Frank Williams had struggled in F1. He had run a number of customer cars and even had some specials with his name on but he never achieved the level of success he wanted. That was until he managed to land a sponsorship deal with Saudi. Money was available and Williams Grand prix engineering was set free to design it’s own car. Patrick Head had joined Williams when he broke away from Walter Wolf and re-established himself as an independent team owner and it was Head who penned the FW06 for 1978 season. It was quick straight out the box. Williams team joy lasted only a short time as Lotus rendered all other cars obsolete when it put the Lotus 78 on the track. Would Williams ever get a break?

     The Williams FW07 was Williams response to the ground effect Lotus 78. Designed by Patrick Head, using the same wind tunnel at Imperial College London as the Lotus 79 had been developed in, of Lotus’ ground breaking car. It may have seemed to be a copy but although having some similar features in the design concept it stands alone as a design. The FW07 had clean lines, was strong and very light, Head appears to have had an even better grasp of the principles of under car aerodynamics than even Colin Chapman.

     Powered by the Ford Cosworth DFV the car was good enough to give Williams their first win in the 1979 British Grand Prix driven by Clay Regazzoni.

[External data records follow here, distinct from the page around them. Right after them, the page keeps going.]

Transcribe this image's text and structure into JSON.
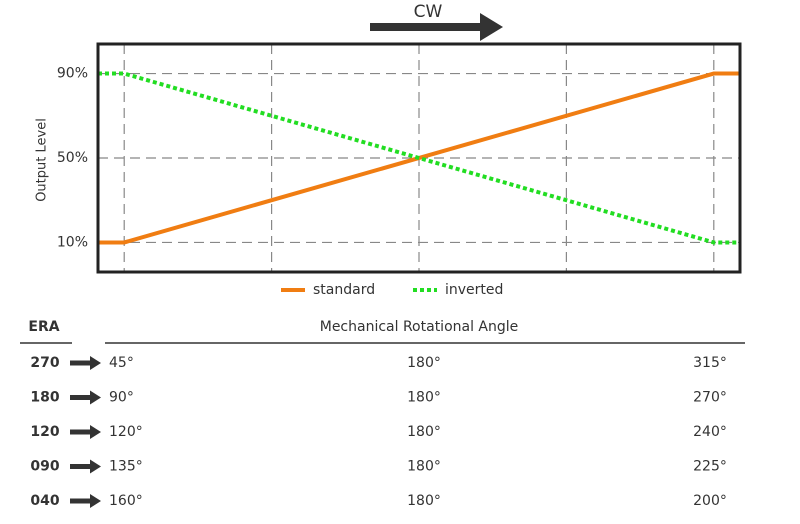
{
  "chart_data": {
    "type": "line",
    "title": "CW",
    "y_label": "Output Level",
    "x": [
      33,
      45,
      315,
      327
    ],
    "xlim": [
      33,
      327
    ],
    "xticks": [
      45,
      112.5,
      180,
      247.5,
      315
    ],
    "ylim": [
      -4,
      104
    ],
    "yticks": [
      {
        "value": 10,
        "label": "10%"
      },
      {
        "value": 50,
        "label": "50%"
      },
      {
        "value": 90,
        "label": "90%"
      }
    ],
    "grid": true,
    "series": [
      {
        "name": "standard",
        "color": "#f07d12",
        "style": "solid",
        "values": [
          10,
          10,
          90,
          90
        ]
      },
      {
        "name": "inverted",
        "color": "#22dd22",
        "style": "dotted",
        "values": [
          90,
          90,
          10,
          10
        ]
      }
    ]
  },
  "table": {
    "header": [
      "ERA",
      "Mechanical Rotational Angle"
    ],
    "rows": [
      [
        "270",
        "45°",
        "180°",
        "315°"
      ],
      [
        "180",
        "90°",
        "180°",
        "270°"
      ],
      [
        "120",
        "120°",
        "180°",
        "240°"
      ],
      [
        "090",
        "135°",
        "180°",
        "225°"
      ],
      [
        "040",
        "160°",
        "180°",
        "200°"
      ]
    ]
  }
}
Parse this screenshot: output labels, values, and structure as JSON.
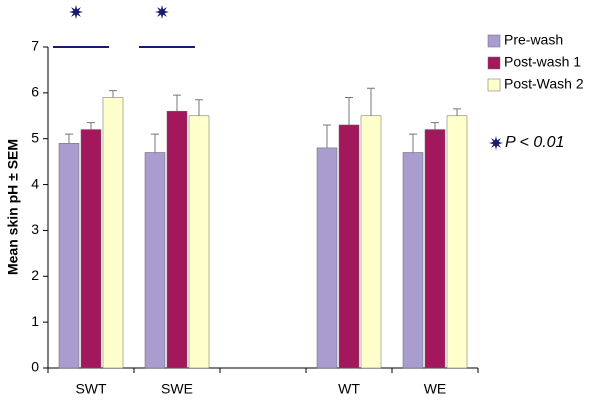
{
  "chart_data": {
    "type": "bar",
    "y_label": "Mean skin pH ± SEM",
    "categories": [
      "SWT",
      "SWE",
      null,
      "WT",
      "WE"
    ],
    "series": [
      {
        "name": "Pre-wash",
        "color": "#a99dd0",
        "values": [
          4.9,
          4.7,
          null,
          4.8,
          4.7
        ],
        "errors": [
          0.2,
          0.4,
          null,
          0.5,
          0.4
        ]
      },
      {
        "name": "Post-wash 1",
        "color": "#a3175c",
        "values": [
          5.2,
          5.6,
          null,
          5.3,
          5.2
        ],
        "errors": [
          0.15,
          0.35,
          null,
          0.6,
          0.15
        ]
      },
      {
        "name": "Post-Wash 2",
        "color": "#ffffcc",
        "values": [
          5.9,
          5.5,
          null,
          5.5,
          5.5
        ],
        "errors": [
          0.15,
          0.35,
          null,
          0.6,
          0.15
        ]
      }
    ],
    "ylim": [
      0,
      7
    ],
    "yticks": [
      0,
      1,
      2,
      3,
      4,
      5,
      6,
      7
    ],
    "annotation": "P < 0.01"
  }
}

Alan Jones then won 4 of the next 5 races but reliability problems early in the season had already given Ferrari’s Jody Scheckter a lead in the title that Williams and Jones couldn’t overcome.                1980 would be a different affair.

                                                                                              1/20th scale conv's.

                                                                       Built by Ian.

      Ian originaly built the Tamiya FW07 kit in 1991 but it wasn't very good. Then when he came across the Murjani decal sheet he saw the opportunity to renovate the model. During research for this car he can across pictures of the 1980 Monaco car and wanted to do that one too, then the 1981 car..... and he wants to go back and do a '79 team car as well as some of the other colour schemes ran by privateers.